I explained to him that when the Klamath Audubon sued us to take water from  farms and wildlife, it left us with a bitter taste regarding Audubon.  He said that his first step in a solution is, "no lawsuits."  That sounded good.

Then I said that I looked up 'Audubon' on the internet and typed in Klamath.  Article after article, magazine after magazine, was focused on getting rid of the Klamath Farmers, propagating the myth that we'd ruined the basin and the whole ecosystem of the watershed, and it was enhanced by  pictures of dead fish hundreds of miles from here.  He said that he has seen what good the farmers are doing here,  and that the distant city folks who have never even been here do not understand the union with the wildlife and farms.  He explained how impressed he was to see the hundreds of birds feasting on Steve Kandra's alfalfa crop, and how necessary that feed is to the wildlife.  He said Kandra lost $30 thousand worth of crops, his contribution to our local wildlife here. So his mission, he says, is to educate the people elsewhere on how farmers and wildlife managers are working together in our community for the mutual benefit.  I added that, at last weeks Klamath Water User meeting of several hours, I don't recall hearing any mention of canals and ditches and practical irrigation issues.  All of our energy, and much of our funds (which are not tax-exempt contributions but money earned by hard labor) are being used in defense of a multitude of groups who are suing us and who haven't a clue of the relationship of family farmers with wildlife in the basin.  They have not a clue about the hundreds of restoration/conservation efforts that have been are are presently being done.  They sit in their office and are paid to sue us. He seemed determined to educate the masses.

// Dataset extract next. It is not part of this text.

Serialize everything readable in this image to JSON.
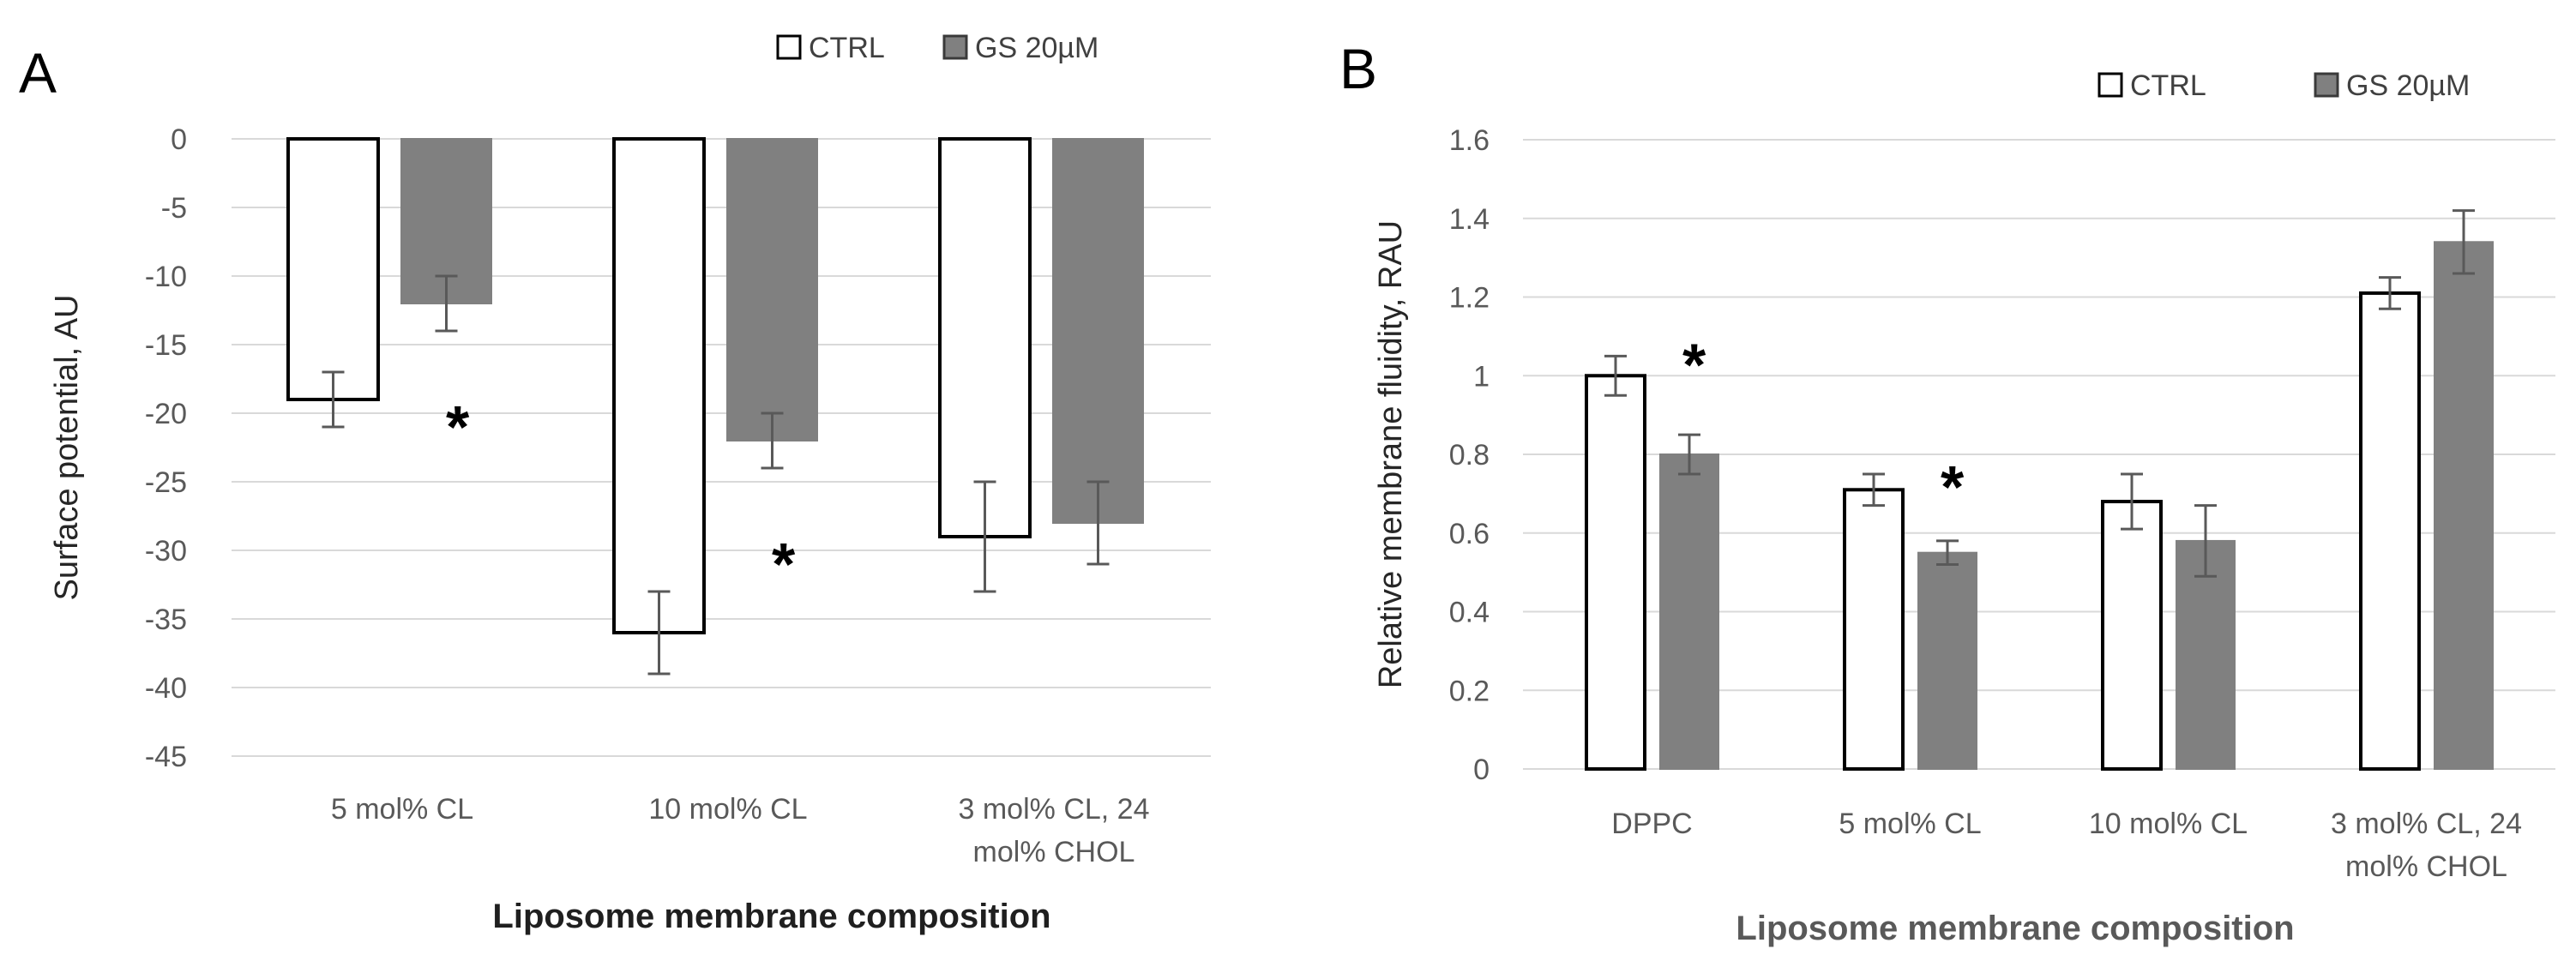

When I asked what he was going to do, he mentioned bringing awareness to other Audubon groups and to the schools. I proceeded to tell him that the Oregon Natural Resource Coalition, ONRC, an environmental group who sues us and spreads myths about our stewardship of the land and wildlife, is in a partnership with Klamath Audubon Society.  He said that the Klamath Audubon does not necessarily have the same philosophy as the National Audubon.  Then I told him that the National Audubon website is unfriendly towards Klamath Farmers. I asked him if he had seen the ONRC website's teaching tools for children, posters saying "Cows Kill Fish", etc. He had seen it. That is not his idea of educating children.

He pledged that he was going to try to make things different. I told him that every time, so far, we have heard that from groups and agencies, they turn around and sue us or spread false media.

But I also said, there isn't one of us who doesn't want to believe that there is hope.  Think how much we could have done for people, the land, the community, and wildlife, if we could have spent our money and energy on being productive partners rather than being constantly sued and having to focus on defending ourselves.

The relationship toward Fish and Wildlife has also been strained with their habitual goal of trying to get farmland out of the refuge. Read their yesterday's speeches. It looks like we may now have some leaders in USFWS and Audubon who honestly recognize the union, the necessity, of farmland and wildlife. Will they be willing to put themselves on the line to educate others, others who have an agenda of exterminating farmers from farmland? An agenda more important to them than working together toward what is best for the soil, the people and the wildlife? Eshbaugh said we will know his sincerity by the good things they plan to do here along with the farmers on refuges and on private farmland.

Read their speeches (links above).  And think of what progress could be made, if only, if only............This looks like a hopeful beginning.